The easiest way to walk more is to make walking a habit. Think of ways to include walking in your daily routine, for example:

  • walking part of your journey to work
  • walking to the shops
  • using the stairs instead of the lift
  • leaving the car behind for short journeys
  • walking the kids to school
  • doing a regular walk with a friend
  • going for a stroll with family or friends after dinner

Living Streets is the UK charity for everyday walking – the charity is 90 years old this year and in their formative years their campaigning led to the UK’s first zebra crossing and the introduction of speed limits.  Their mission is to achieve a better walking environment and inspire people to walk more.  This is why they are running ‘walking works’ a programme to embed the culture of walking to work and whilst at work into workplaces and ‘walk to school’, a campaign aimed at reversing the decline in the number of children walking to school, from 70% a generation ago to now less than half.

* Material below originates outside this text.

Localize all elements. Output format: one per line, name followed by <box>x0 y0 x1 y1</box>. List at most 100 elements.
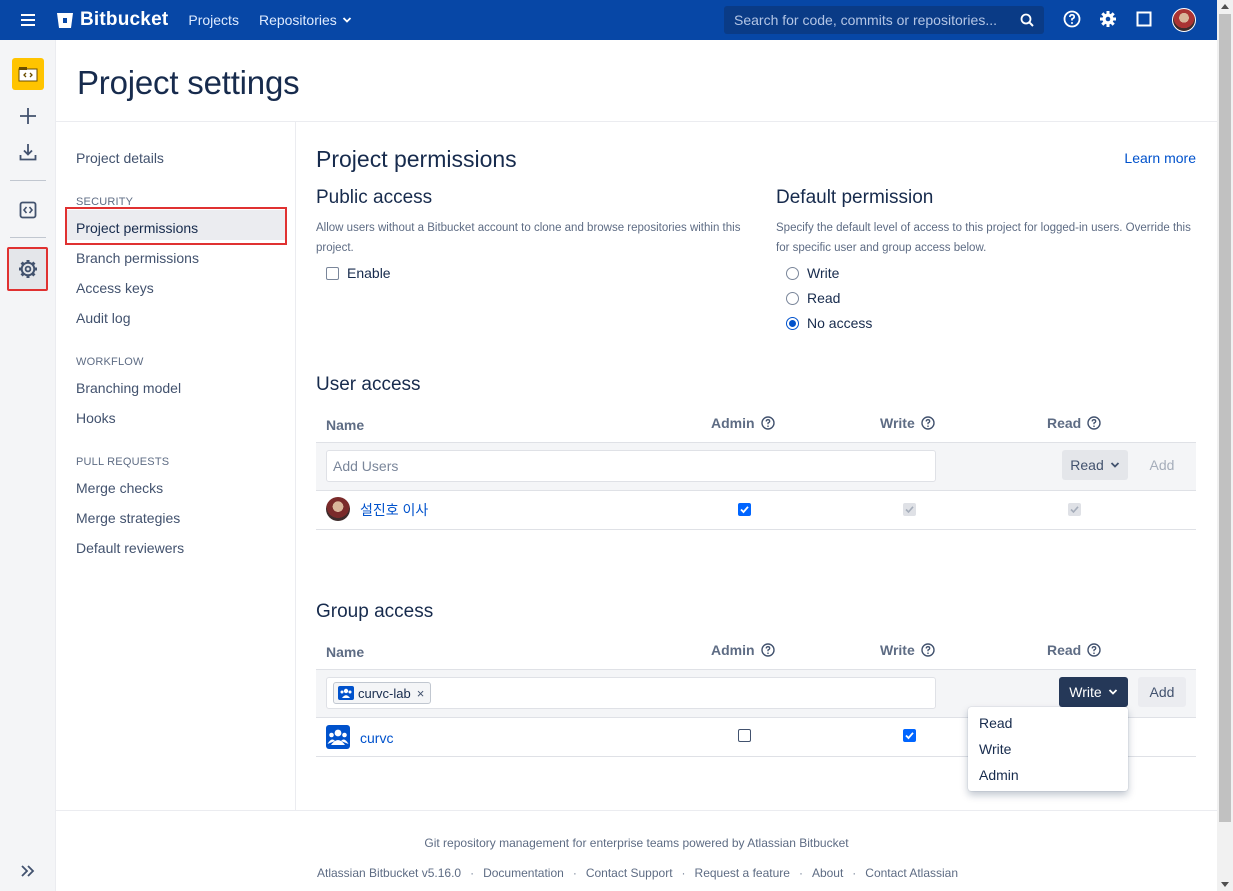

Studies have shown that children who walk to school do better in class because they arrive refreshed, fit and ready to learn.

If the social element of walking appeals then look no further than the Ramblers – they organise group walks for health, leisure and as a means of getting around for people of all ages, backgrounds and levels of fitness. Their website has details of many locally organised walks in towns and cities, as well as the countryside.

As for Daisy and I, we will definitely continue our daily walks and hopefully we will see more of you walking as the summer months approach – stop and say hello, but make sure you have a treat with you for my girl!